Upon recovery, Codesa almost walked away from competitive football but resolved to give it another try. He joined exciting Khomasdal outfit Young Ones. Sadly, the Kings at Night were in a rebuilding process.
“I kept pushing myself and somehow managed to regain my form. We had to bring in new players but under the shrewd stewardship of former club defender Harold von Luttichau, the Kings at Night rediscovered their mojo and were a force to be reckoned with.”
However, in the 2001/2002 season, Young Ones stumbled on the home straight, suffering losses in the league and NFA Cup. Codesa retreated to Black Africa after just one season with the Kings at Night, but his second homecoming only lasted six months.
“I was pondering quitting football in the 2002/2003 term but out of the blue, here come Tigers and if you asked me how I joined Ingwe, it was not exactly a pleasant episode ... (laughs). I was at home relaxing on a cool Saturday morning when Kelly Asser and Oubaas rocked up unannounced requesting me to come and play for Tigers.
“My buddy Oubaas told me boldly ... ‘You are now a Tigers player’ but I protested saying that I was still on the books of Black Africa and had not been training with the team for almost two weeks as I wanted to retire.”
Without putting in any training session with “Ingwe”, Codesa was right away thrown into action and played the full 90 minutes in a league match against Liverpool. The debutant ended on the winning side as Tigers dispatched the Nau-Aib outfit by five unanswered goals.
“That same year, ‘Ingwe’ were unstoppable and I’m really thankful to Kelly for bringing me back to where I could be happy playing football. In 2003, we reached the NFA Cup final but sadly lost 4-2 to Civics though I scored but could not turn it in our favour.” Codesa retired aged 29.

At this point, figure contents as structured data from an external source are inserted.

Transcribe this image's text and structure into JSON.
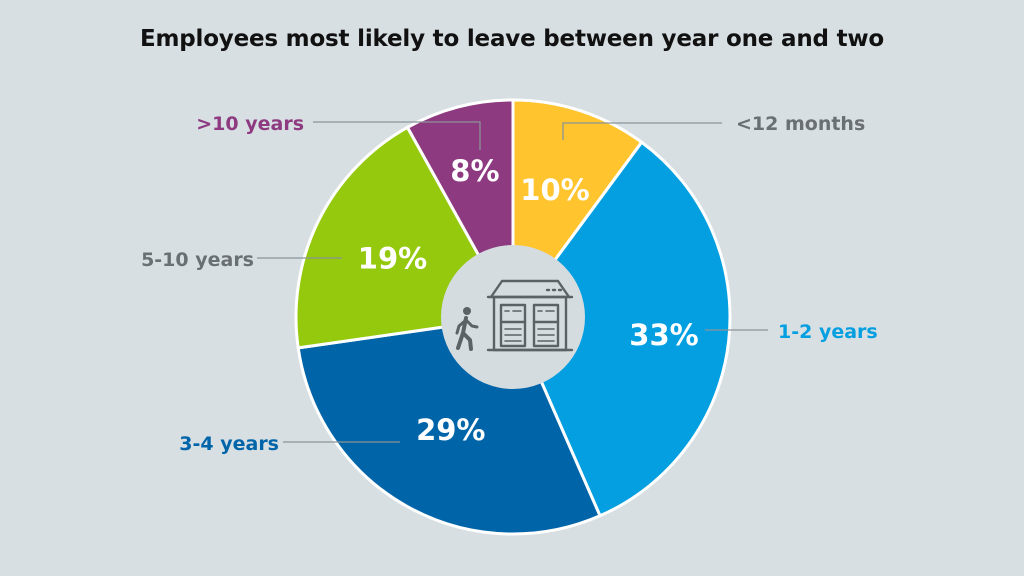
{
  "chart_data": {
    "type": "pie",
    "title": "Employees most likely to leave between year one and two",
    "center_icon": "person-leaving-building-icon",
    "slices": [
      {
        "label": "<12 months",
        "value": 10,
        "value_label": "10%",
        "color": "#ffc42e"
      },
      {
        "label": "1-2 years",
        "value": 33,
        "value_label": "33%",
        "color": "#039fe0"
      },
      {
        "label": "3-4 years",
        "value": 29,
        "value_label": "29%",
        "color": "#0064a9"
      },
      {
        "label": "5-10 years",
        "value": 19,
        "value_label": "19%",
        "color": "#95c90e"
      },
      {
        "label": ">10 years",
        "value": 8,
        "value_label": "8%",
        "color": "#8e3a80"
      }
    ]
  },
  "colors": {
    "background": "#d7dfe3",
    "center_circle": "#d4dce0",
    "icon": "#5a6266",
    "label_grey": "#6a6f73"
  }
}
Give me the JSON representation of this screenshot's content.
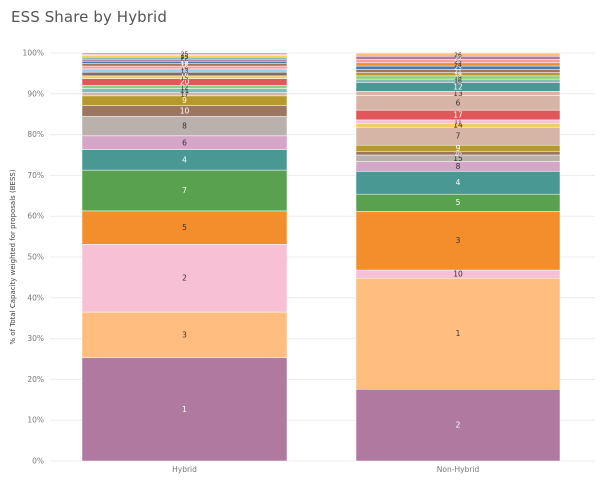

“The way things have currently unfolded in the corridors of domestic football, it’s very painful and I hope those entrusted to administer the beautiful game find an amicable positive solution for football to return to normality.”
Codesa singles out two prominent footballers Bobby Samaria (Eleven Arrows /Black Africa) and Congo Hindjou Liverpool/Civics/African Stars as the most dangerous opponents he has ever played against.
“At Civics, I had the privilege to rub shoulders with Harold Kaunozondunge, Mandla Gamatham, Sputla Masite, Golla van Staden, Pele Isaacs, Tiger Goagoseb, Rex English, Mac Camm, Flamero Jansen and Mabos Ortman.
During his somewhat abbreviated stint with the national senior football team, Codesa fought hard for a starting berth with young players that were just promoted from the under 20 side and the Olympic teams.
“Up to this day, I’m yet to witness a local footballer who can read the game better than Oubaas Mokoena. It was unfortunate that the two of us did not manage enough time together in the same team, but I guess things do happen for a reason,” concludes Codesa.